> Would you like to see a genuine artifact of the COP negotiations? Have a peak at this scanned version of the final text of the Copenhagen Accord. On the same page you can see a copy of the draft text from Friday 5am, as apparently discussed by heads of state on Friday morning. A treat for the history buffs among you.
> One item that stood out: the final text mentions a $100 billion per annum fund by 2020 to address the needs of developing countries; more than expected. It says that the funding will "come from a variety of sources, public and private, bilateral and multilateral, including alternative sources of finance." Sounds a lot like "we'll find the money somehow, by golly".
> On Friday morning the COP15 business delegations issued a strong statement asking for a global agreement. They ended up with "Business, governments and society are intricately linked – climate change solutions will need all three to work together." Absolutely right.
> A window into negotiating tactics: in the early hours of the morning US negotiators inserted brackets at numerous places in the negotiating text for the main strand of the negotiations that includes all countries - the long term action plan. This effectively blocked discussions on this negotiating track. Some observers believe the US wanted to counter moves by developing countries to add their concerns to the text, effectively ensuring that discussions would have to be continued next year.
> COMMENT: Despite some good detail, the Copenhagen Accord is not a great agreement - nowhere near enough. Even US negotiators have admitted that the Accord won't hold global temperature rises to 2°C; http://climateinteractive.org/ has already projected the deal will, despite the assertions of the deal makers, lead to temp rises of 3.9°C. Last week the Stockholm Environment Institute was telling us that 1.5° and 350ppm are the maximum we can afford. (At least Tuvalu got this on the media agenda.)
But the Accord was never going to be enough; even if we had got a serious deal, the time lag for impacts to be felt would mean we'd miss our short window to get emissions down. Our best short-term hope is to turn mitigation into a profitable activity and hope we can raise enough private debt because of the money to be made over the long term, with a carbon price a nice bonus if and when it happens.
Whatever the Agreement, the conference marks the beginning of a new global discourse of cooperation.
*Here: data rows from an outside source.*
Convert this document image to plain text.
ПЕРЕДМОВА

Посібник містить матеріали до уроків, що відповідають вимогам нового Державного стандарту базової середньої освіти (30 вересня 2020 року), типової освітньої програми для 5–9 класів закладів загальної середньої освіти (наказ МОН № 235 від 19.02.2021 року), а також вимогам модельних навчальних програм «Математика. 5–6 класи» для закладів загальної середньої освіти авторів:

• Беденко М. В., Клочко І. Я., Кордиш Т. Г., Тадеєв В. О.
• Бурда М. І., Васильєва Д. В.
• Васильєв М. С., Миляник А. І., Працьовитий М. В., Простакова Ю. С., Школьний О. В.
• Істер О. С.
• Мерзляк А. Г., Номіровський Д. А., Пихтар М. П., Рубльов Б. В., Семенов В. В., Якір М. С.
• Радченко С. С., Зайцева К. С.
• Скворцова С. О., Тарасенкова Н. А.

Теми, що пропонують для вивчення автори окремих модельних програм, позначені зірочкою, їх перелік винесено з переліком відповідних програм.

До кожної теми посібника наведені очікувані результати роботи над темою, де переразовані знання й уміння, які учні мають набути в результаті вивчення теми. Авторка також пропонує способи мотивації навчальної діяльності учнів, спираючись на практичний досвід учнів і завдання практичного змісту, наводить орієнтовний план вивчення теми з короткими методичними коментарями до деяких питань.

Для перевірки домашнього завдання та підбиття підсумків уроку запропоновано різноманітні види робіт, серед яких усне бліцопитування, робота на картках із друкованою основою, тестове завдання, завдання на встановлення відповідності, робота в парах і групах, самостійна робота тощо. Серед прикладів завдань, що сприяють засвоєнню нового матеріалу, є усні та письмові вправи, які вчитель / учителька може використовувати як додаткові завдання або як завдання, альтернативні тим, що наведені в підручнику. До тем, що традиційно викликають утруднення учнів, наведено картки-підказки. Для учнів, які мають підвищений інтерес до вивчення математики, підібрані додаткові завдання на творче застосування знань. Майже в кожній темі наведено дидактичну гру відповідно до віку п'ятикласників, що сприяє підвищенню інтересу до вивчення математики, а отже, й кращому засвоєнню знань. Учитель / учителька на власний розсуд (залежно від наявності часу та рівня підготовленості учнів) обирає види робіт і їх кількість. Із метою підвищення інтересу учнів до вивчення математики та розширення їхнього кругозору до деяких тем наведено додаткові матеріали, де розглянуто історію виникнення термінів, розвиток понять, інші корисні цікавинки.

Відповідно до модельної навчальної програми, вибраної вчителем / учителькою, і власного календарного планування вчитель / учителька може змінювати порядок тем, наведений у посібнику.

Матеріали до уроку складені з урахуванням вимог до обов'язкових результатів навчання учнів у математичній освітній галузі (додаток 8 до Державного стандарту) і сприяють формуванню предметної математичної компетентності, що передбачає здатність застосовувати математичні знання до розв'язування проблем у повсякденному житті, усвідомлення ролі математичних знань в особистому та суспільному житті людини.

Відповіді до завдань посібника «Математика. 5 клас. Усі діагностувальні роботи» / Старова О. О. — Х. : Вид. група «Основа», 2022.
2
The extent to which nations (numbers of Heads of State) are coming together to discuss something hard and real in the full glare of galvanising global civil society activism starts us on a road. COPs will begin to be the new global forum of import, eclipsing the WTO and the G20 (which will now be seen merely as the big nations caucusing ahead of COPs). COP15 may not give us an Agreement that matters that much, but I do think it will provide the mechanism for us to work through the ghastly challenges we're going to face with environmental crisis, migration of peoples, and probably wars.
If we can construct mitigation as a profitable activity (and I believe we can) the Clean Energy race will become the next industrial boom - for those countries choosing to participate (and pity those that don't). It will, eventually, see energy prices drop substantially from where they are now, kicking off further booms. If we can use it to also push through a new generation of energy related productivity improvements, then it will prove a lasting step-up in world economic wealth (technology productivity gains being the primary driver, after cheap energy, of wealth). As long as that wealth can be enjoyed in ways that don't involve cannibalising resources and dirtying our nest, I reckon we have a good chance.
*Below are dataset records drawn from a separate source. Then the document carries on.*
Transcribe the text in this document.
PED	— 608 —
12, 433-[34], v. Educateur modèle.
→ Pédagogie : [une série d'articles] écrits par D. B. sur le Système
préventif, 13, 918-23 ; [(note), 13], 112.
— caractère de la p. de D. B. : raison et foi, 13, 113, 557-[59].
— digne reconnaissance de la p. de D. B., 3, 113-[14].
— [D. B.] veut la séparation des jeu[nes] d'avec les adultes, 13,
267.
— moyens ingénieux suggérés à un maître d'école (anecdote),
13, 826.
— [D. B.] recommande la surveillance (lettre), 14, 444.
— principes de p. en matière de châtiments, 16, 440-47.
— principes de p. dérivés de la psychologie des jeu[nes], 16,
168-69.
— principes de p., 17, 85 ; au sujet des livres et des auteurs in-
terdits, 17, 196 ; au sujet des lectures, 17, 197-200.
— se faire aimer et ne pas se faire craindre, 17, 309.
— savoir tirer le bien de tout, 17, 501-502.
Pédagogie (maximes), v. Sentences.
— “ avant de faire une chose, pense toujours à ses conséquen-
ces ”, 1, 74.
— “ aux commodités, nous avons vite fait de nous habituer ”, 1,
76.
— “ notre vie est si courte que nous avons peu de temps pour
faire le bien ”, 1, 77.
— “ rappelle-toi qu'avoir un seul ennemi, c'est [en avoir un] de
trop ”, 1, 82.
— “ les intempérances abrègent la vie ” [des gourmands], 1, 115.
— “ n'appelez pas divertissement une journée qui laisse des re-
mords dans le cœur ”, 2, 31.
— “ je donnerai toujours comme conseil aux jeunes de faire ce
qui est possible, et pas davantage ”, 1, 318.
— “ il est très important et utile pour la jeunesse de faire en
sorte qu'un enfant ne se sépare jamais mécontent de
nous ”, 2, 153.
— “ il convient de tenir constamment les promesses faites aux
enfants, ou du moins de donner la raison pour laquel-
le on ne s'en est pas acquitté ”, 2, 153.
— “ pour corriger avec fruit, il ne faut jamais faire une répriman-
> Back to finance - I've had two exchanges this week with people setting up green fixed-interest investment funds, and two groups planning to issue green or climate bonds. Does two-by-two mean the dance is hotting up?
Hi Sean, I saw a quote from you in today's Age about Rudd's performance on climate change - that it is 'too late to rely
purely on market mechanisms
to deliver the harder and faster
emissions targets needed'. I'm happy you have made a pragmatic point about the usefulness of carbon pricing! I am a fan of market mechanisms too but the price signal will take way too long to start impacting on consumer and business behaviours. The only saving grace might be the inability of carbon-intensive businesses to obtain finance for projects and the relative ease with which clean projects will be able to get off the ground. Direct investment and mandatory government measures are the only actions which will reduce emissions in line with IPCC projections.
I think we're already seeing difficulties with the financing of carbon intensive investment - as per Ian McFarlane's comment on 4Corners that no new coal fired power plant will ever be built in Australia again. Even without a Cop Agreement, financiers are fearful of the uncertainty around carbon prices.
Yes, I agree that direct investment and a variety of mandatory policies are now needed. At least that's our only hope!